Thursday, December 03, 2015
Another beach restoration project, not far from the last one (Ala Spit). But what an entirely different flavor of beach! Bowman is a pocket beach, facing the Strait. Waves action can be significant, but its incidence is highly constrained by the rocky headlands that frame the entrance of the bay, so we get the typical crescent form of a swash-aligned beach, broken only by the offset against the boat ramp in the middle.
Here's a previous post: Bowman Bay: March 2012
The old ramp remains and the base of the pier still needed to be protected, but the revetment that had been here for decades was removed a few weeks ago. The basic idea was pretty simple, pull out the rock and excavate the old fill that was too high and too far waterward. On so many of these sites, the erosion problem is entirely one of our making - simply because we pushed the land seaward, crossing a well-defended border - and therefore the solution is simply to pull back to friendlier territory.
Ideally, we want to remove all of the fill and restore the entire profile to something similar to what existed prior to the fill. Any fill or extra elevation that gets left behind will remain subject to unnaturally high rates of erosion and often a scarp will develop.
In this case, there were constraints on how much of the old fill could be removed, which left a higher profile than might have been preferred. That, combined with a strong high tide storm a week after the project was wrapped up, resulted in a significant scarp at the top of the beach. What's missing from the restored beach is the natural berms that mark the unaltered beach north of the boat ramp. With time, this should remedy itself and a broad berm (or series of stepped berms) should form. A few good high tide storms might actually speed this recovery.
When the backshore is left too high, we essentially create a low eroding bluff (Keystone 2012). But natural berms are actually depositional features, so where it's possible, it may be be best to design to a lower profile, and then let nature build the berm where it wants to. This may require more excavation, the placement of more sediment lower on the profile (to supply that berm rebuilding process), and a tolerance of possible overwashing of the initial berm before it gets established.

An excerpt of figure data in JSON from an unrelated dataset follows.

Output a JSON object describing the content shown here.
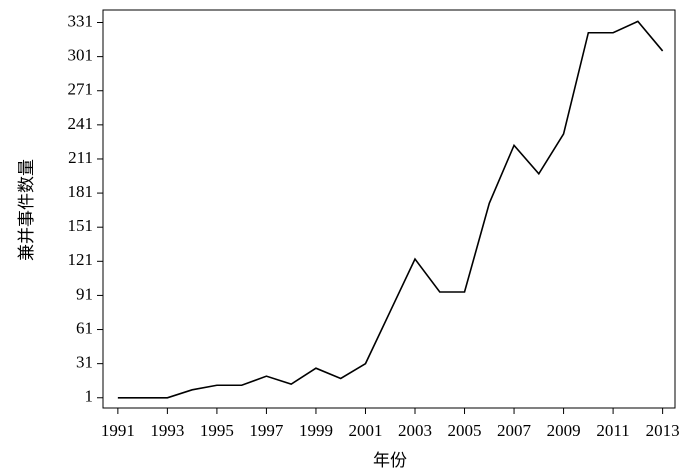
{
  "chart_data": {
    "type": "line",
    "x_label": "年份",
    "y_label": "兼并事件数量",
    "x": [
      1991,
      1992,
      1993,
      1994,
      1995,
      1996,
      1997,
      1998,
      1999,
      2000,
      2001,
      2002,
      2003,
      2004,
      2005,
      2006,
      2007,
      2008,
      2009,
      2010,
      2011,
      2012,
      2013
    ],
    "values": [
      1,
      1,
      1,
      8,
      12,
      12,
      20,
      13,
      27,
      18,
      31,
      77,
      123,
      94,
      94,
      172,
      223,
      198,
      233,
      322,
      322,
      332,
      306
    ],
    "color": "#000000",
    "xlim": [
      1990.4,
      2013.5
    ],
    "xticks": [
      1991,
      1993,
      1995,
      1997,
      1999,
      2001,
      2003,
      2005,
      2007,
      2009,
      2011,
      2013
    ],
    "ylim": [
      -8,
      342
    ],
    "yticks": [
      1,
      31,
      61,
      91,
      121,
      151,
      181,
      211,
      241,
      271,
      301,
      331
    ],
    "grid": false
  }
}
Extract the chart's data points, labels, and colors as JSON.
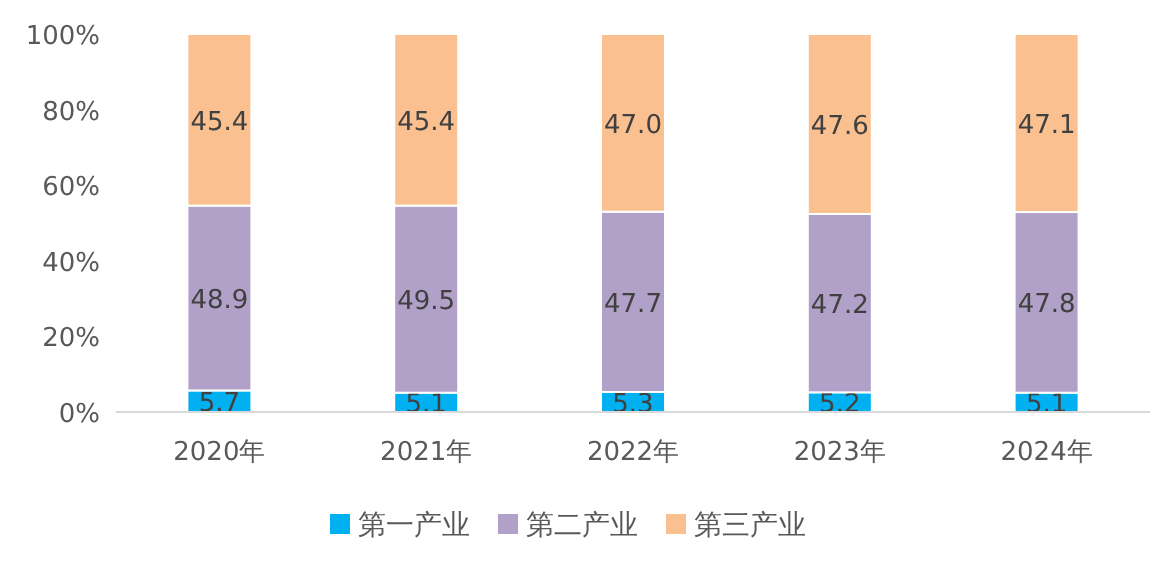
{
  "chart_data": {
    "type": "bar",
    "stacked": true,
    "categories": [
      "2020年",
      "2021年",
      "2022年",
      "2023年",
      "2024年"
    ],
    "series": [
      {
        "name": "第一产业",
        "color": "#00b0f0",
        "values": [
          5.7,
          5.1,
          5.3,
          5.2,
          5.1
        ]
      },
      {
        "name": "第二产业",
        "color": "#b1a0c7",
        "values": [
          48.9,
          49.5,
          47.7,
          47.2,
          47.8
        ]
      },
      {
        "name": "第三产业",
        "color": "#fac090",
        "values": [
          45.4,
          45.4,
          47.0,
          47.6,
          47.1
        ],
        "value_labels": [
          "45.4",
          "45.4",
          "47.0",
          "47.6",
          "47.1"
        ]
      }
    ],
    "ylim": [
      0,
      100
    ],
    "yticks": [
      {
        "value": 0,
        "label": "0%"
      },
      {
        "value": 20,
        "label": "20%"
      },
      {
        "value": 40,
        "label": "40%"
      },
      {
        "value": 60,
        "label": "60%"
      },
      {
        "value": 80,
        "label": "80%"
      },
      {
        "value": 100,
        "label": "100%"
      }
    ],
    "data_labels": true,
    "legend": "bottom",
    "grid": false
  }
}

Conceptually, the restoration at Bowman was pretty simple, but it provides a nice illustration that even simple projects can be difficult. Fortunately, restored beaches are inherently more malleable than what they replaced, so given time and some room, nature can sort things out. It may just take a little longer than we might have hoped.
You would think from many of my recent posts that taking rocks and concrete off of beaches has become pretty popular on Puget Sound!